Musik

Ronin – Fenice

Rezension vom 22.03.2012 im TITEL-Kulturmagazin:

Frickelfreudig

Ennio Moricone, John McLaughlin und Don Caballero treffen sich zur Mega-Jamsession. Oder so ähnlich. Ronins Zweitwerk Fenice ist ein schwer vorstellbarer Mischmasch, der sich schwer mit sich selbst verträgt. Von KRISTOFFER CORNILS

Wenn Bruno Dorella nicht mit seinem schräg dahin noiserockendem Projekt OVO (verstärkt durch Sängerin Stefania Pedretti) laut Songtiteln die deutsche Hauptstadt erkundet, schreibt er gerne Filmmusik. Oder besser: Würde das gerne tun. Denn den richtigen Film hat er scheinbar noch nicht gefunden. Aber sei’s drum, wer braucht schon die cineastische Vorlage. Nach L’Ultimo Re lässt Dorella nun Fenice folgen und auch dieser kommt ohne Folie aus.

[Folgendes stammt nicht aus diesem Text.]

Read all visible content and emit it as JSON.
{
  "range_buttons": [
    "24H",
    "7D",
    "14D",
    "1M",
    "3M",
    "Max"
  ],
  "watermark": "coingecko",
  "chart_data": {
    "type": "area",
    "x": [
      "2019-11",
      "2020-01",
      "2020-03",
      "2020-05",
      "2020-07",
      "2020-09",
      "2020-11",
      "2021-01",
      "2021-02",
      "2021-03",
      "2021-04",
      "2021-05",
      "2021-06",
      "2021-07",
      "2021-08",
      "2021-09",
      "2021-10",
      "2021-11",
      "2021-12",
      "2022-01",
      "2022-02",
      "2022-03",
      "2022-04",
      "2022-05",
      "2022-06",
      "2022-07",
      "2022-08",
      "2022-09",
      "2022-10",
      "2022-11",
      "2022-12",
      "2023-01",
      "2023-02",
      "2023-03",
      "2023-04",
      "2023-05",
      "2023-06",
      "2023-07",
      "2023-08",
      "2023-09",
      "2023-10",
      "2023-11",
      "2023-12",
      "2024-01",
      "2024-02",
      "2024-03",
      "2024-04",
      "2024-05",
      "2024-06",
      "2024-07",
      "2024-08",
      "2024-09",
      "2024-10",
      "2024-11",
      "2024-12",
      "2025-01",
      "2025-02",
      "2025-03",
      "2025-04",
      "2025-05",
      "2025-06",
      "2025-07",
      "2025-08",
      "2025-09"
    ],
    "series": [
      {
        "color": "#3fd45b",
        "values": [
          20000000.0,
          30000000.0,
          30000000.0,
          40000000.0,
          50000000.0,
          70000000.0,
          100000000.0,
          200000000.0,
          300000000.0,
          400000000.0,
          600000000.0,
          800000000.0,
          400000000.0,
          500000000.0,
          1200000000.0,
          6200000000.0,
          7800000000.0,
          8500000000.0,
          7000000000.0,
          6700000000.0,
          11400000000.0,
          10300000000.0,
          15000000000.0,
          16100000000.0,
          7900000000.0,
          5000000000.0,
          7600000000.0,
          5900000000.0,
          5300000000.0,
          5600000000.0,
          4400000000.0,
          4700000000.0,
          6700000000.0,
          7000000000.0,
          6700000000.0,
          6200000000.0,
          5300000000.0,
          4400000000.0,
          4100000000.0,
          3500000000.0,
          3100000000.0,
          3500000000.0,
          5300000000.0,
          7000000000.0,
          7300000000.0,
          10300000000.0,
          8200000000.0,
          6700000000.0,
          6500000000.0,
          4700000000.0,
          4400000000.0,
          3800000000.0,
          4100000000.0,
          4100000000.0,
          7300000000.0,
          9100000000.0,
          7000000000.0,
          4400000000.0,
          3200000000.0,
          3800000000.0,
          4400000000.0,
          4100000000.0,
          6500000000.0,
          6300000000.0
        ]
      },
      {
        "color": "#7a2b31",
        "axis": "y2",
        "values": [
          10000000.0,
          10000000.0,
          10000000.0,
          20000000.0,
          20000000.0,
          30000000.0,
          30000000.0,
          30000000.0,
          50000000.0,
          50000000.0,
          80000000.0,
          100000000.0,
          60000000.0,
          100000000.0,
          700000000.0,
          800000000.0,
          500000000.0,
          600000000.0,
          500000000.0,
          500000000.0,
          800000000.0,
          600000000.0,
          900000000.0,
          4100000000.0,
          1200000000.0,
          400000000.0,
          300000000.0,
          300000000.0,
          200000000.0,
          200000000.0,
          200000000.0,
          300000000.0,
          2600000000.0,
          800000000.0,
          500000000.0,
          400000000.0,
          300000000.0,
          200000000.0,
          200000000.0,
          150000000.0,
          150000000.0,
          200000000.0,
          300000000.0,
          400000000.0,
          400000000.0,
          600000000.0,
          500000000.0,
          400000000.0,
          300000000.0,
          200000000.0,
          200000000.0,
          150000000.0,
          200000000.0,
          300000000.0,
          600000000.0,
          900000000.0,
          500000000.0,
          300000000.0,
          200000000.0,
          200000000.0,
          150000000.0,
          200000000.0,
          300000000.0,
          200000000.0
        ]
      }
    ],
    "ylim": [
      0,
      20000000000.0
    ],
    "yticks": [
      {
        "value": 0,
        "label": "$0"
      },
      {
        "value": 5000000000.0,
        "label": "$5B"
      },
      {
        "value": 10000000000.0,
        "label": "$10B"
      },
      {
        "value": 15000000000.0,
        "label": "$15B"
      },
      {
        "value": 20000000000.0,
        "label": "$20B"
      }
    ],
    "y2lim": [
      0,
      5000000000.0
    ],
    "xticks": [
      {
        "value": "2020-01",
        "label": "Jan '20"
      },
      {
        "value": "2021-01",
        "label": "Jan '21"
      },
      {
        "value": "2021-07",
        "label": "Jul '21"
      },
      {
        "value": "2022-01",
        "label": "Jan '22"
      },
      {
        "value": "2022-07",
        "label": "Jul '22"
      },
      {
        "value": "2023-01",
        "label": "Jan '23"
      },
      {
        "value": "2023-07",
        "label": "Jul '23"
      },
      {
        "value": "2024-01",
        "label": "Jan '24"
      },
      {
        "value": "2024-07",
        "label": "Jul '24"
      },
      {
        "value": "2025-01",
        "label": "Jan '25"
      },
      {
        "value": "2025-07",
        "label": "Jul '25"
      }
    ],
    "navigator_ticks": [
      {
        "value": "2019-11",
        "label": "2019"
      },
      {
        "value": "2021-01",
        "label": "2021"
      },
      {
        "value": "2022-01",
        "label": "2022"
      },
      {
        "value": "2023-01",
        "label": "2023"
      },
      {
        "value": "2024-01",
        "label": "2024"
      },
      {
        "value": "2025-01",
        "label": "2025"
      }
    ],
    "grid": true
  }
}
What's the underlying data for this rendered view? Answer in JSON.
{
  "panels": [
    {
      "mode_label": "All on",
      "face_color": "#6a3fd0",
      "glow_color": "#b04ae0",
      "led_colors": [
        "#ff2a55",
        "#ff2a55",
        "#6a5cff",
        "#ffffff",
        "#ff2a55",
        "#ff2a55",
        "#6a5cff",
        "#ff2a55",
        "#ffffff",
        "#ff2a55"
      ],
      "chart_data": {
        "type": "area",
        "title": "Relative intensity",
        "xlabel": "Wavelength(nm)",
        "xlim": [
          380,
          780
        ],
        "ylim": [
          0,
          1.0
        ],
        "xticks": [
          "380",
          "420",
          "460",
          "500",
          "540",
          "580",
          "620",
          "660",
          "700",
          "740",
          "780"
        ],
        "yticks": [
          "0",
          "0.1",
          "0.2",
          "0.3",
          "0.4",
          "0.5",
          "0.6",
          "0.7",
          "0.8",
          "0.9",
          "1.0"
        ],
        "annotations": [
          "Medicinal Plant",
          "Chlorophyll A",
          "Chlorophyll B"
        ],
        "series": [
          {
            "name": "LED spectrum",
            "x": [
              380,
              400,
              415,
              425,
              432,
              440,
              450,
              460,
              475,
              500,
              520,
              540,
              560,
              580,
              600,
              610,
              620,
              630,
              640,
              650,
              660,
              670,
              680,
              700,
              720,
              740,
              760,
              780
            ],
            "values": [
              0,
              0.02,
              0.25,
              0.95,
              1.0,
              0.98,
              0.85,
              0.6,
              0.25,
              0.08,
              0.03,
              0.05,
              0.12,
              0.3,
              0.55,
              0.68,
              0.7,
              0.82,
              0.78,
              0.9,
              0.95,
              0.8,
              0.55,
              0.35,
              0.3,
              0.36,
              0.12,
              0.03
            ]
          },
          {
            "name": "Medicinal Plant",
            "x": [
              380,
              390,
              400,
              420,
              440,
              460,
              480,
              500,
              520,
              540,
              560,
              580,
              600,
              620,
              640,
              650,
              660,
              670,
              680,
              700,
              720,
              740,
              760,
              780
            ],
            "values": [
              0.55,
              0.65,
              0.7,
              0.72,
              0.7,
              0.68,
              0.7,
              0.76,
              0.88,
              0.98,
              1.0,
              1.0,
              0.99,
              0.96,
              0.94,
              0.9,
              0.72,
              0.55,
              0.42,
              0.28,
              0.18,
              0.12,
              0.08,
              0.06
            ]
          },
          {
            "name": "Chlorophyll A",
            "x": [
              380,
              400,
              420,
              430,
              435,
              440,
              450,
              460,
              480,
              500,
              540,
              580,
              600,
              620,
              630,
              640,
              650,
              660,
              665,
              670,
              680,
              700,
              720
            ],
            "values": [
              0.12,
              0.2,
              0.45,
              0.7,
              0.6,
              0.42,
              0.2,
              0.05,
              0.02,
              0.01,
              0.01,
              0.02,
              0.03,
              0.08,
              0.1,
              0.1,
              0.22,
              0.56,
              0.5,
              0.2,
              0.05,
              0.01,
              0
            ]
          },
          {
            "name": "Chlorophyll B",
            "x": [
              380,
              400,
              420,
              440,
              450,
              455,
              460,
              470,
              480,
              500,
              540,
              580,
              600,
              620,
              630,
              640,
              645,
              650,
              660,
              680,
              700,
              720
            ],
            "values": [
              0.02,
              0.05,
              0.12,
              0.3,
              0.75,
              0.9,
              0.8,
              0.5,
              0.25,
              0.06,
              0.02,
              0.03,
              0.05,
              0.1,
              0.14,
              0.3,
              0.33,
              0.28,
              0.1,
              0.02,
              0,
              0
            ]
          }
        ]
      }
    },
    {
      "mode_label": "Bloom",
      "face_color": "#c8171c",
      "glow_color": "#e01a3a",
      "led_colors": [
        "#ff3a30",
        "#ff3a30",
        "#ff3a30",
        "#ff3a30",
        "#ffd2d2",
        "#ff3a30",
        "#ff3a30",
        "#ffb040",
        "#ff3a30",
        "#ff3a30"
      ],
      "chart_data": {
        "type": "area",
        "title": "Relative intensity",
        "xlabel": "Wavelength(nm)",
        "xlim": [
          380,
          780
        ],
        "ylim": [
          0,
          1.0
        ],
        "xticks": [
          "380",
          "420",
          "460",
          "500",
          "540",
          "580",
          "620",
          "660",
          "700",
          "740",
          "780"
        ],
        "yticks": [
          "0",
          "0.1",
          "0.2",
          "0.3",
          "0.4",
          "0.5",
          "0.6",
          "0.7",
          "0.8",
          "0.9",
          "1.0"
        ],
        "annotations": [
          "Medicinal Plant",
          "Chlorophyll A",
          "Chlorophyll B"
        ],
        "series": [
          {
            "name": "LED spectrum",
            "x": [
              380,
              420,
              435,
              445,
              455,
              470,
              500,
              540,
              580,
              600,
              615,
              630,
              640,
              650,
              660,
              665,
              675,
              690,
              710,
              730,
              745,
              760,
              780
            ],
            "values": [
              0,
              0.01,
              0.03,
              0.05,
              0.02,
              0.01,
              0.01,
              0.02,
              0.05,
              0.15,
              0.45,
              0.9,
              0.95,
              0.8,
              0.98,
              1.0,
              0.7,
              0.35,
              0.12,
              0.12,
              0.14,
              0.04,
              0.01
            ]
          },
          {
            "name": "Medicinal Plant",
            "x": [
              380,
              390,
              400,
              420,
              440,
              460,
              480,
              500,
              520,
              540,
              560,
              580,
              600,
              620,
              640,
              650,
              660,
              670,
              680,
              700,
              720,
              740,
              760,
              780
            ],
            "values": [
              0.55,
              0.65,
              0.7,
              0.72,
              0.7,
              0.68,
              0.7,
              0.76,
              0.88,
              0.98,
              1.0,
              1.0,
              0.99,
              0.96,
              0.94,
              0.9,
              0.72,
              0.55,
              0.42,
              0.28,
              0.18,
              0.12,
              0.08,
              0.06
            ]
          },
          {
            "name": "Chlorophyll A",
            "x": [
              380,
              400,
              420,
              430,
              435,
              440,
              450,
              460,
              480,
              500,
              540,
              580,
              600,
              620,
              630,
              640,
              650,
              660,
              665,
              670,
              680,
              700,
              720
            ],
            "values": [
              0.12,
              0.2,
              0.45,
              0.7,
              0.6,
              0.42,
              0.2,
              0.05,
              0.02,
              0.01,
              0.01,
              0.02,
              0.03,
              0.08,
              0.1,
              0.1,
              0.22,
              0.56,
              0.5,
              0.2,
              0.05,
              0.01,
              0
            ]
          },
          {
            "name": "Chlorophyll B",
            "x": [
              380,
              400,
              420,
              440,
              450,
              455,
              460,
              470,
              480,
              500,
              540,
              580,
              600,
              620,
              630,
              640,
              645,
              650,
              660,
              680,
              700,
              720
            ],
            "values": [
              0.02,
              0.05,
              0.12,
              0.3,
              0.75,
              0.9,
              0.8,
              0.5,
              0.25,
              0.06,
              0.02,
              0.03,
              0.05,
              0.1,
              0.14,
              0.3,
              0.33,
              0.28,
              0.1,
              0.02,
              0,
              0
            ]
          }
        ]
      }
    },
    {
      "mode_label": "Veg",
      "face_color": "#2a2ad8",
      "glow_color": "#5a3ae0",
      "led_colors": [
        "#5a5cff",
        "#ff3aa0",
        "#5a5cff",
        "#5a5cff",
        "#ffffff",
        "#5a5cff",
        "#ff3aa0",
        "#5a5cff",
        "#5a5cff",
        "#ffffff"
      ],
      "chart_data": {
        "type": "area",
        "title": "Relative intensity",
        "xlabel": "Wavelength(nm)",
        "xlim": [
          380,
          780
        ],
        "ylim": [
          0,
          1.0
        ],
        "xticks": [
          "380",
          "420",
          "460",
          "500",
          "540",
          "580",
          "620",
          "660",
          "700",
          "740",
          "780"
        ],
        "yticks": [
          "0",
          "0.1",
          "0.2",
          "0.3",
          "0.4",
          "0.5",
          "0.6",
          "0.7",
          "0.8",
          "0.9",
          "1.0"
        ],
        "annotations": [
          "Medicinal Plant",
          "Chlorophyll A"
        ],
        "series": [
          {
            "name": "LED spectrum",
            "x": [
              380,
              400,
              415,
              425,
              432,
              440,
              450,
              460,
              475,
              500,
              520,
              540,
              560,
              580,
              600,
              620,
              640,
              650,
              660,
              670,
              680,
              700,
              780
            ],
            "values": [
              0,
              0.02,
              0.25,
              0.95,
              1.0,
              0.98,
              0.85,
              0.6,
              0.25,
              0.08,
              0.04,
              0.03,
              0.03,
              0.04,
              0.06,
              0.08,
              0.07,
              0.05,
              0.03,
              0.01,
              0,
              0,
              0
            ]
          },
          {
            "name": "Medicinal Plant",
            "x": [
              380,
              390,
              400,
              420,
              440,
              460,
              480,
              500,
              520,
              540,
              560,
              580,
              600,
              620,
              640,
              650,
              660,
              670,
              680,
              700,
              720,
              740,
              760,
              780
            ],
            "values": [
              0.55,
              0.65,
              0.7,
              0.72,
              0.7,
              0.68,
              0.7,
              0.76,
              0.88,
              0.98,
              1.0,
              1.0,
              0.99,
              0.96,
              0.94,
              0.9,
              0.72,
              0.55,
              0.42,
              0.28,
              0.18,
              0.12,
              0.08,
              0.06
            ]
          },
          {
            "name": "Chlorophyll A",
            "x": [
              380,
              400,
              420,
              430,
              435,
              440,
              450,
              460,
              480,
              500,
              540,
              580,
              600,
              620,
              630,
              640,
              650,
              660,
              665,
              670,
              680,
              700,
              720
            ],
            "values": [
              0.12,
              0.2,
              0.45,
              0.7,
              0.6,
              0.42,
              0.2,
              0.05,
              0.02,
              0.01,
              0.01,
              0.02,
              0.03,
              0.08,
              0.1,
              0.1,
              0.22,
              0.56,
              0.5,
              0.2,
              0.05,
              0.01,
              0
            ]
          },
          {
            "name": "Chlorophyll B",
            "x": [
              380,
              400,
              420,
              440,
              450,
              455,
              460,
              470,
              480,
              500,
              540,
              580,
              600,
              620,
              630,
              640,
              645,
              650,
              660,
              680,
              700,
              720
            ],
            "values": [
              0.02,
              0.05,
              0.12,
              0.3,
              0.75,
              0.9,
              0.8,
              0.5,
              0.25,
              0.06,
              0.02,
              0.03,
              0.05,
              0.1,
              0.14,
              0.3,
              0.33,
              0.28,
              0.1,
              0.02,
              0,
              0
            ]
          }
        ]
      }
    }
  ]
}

Dafür hat sich der Italiener noch einiges an Verstärkung besorgt: Nicola Ratti hilft an der Gitarre aus, die Rhythmussektion verstärken Chet Martino am Bass und Paolo Mongardi am Schlagzeug sowie einige vereinzelte Gäste, die ihren Teil zu der bizarren Atmosphäre beitragen.

Wieso bizarr? Weil Fenice einer Monstersession gleicht, die selten haltmacht, zwischen schneidigen Western-Melodien à la Ennio Morricone und wildem Jazz Fusion-Genudel, das etwas an John McLaughlins Signatur erinnert, hin und her hetzt. So ruhig wie noch auf L’ultimo Re geht es auf Fenice eher weniger zu. Da wird aus dem ungewohnten Mischmasch eben ein ziemlich wilder, wenn nicht sogar diffuser, der sich nicht mehr mit sich selbst verträgt. Denn irgendwie meinen es Dorella und seine Mitstreiter doch etwas zu gut und geben sich so frickelfreudig, dass eine wirkliche Stimmung kaum aufkommen mag. Selbst wenn das Instrumentengewitter schunkelbluesigen Atempausen weicht – Fenice ist ein viel zu nervöses, hyperaktives Album. Das erhoffte Kopfkino setzt sich jedenfalls selten ein. Der Titeltrack kann zwar mächtig punkten, und die Gesangseinlage in It was a very good day sorgt für etwas mehr Kohärenz, insgesamt klingt Fenice jedoch viel zu überladen und hektisch.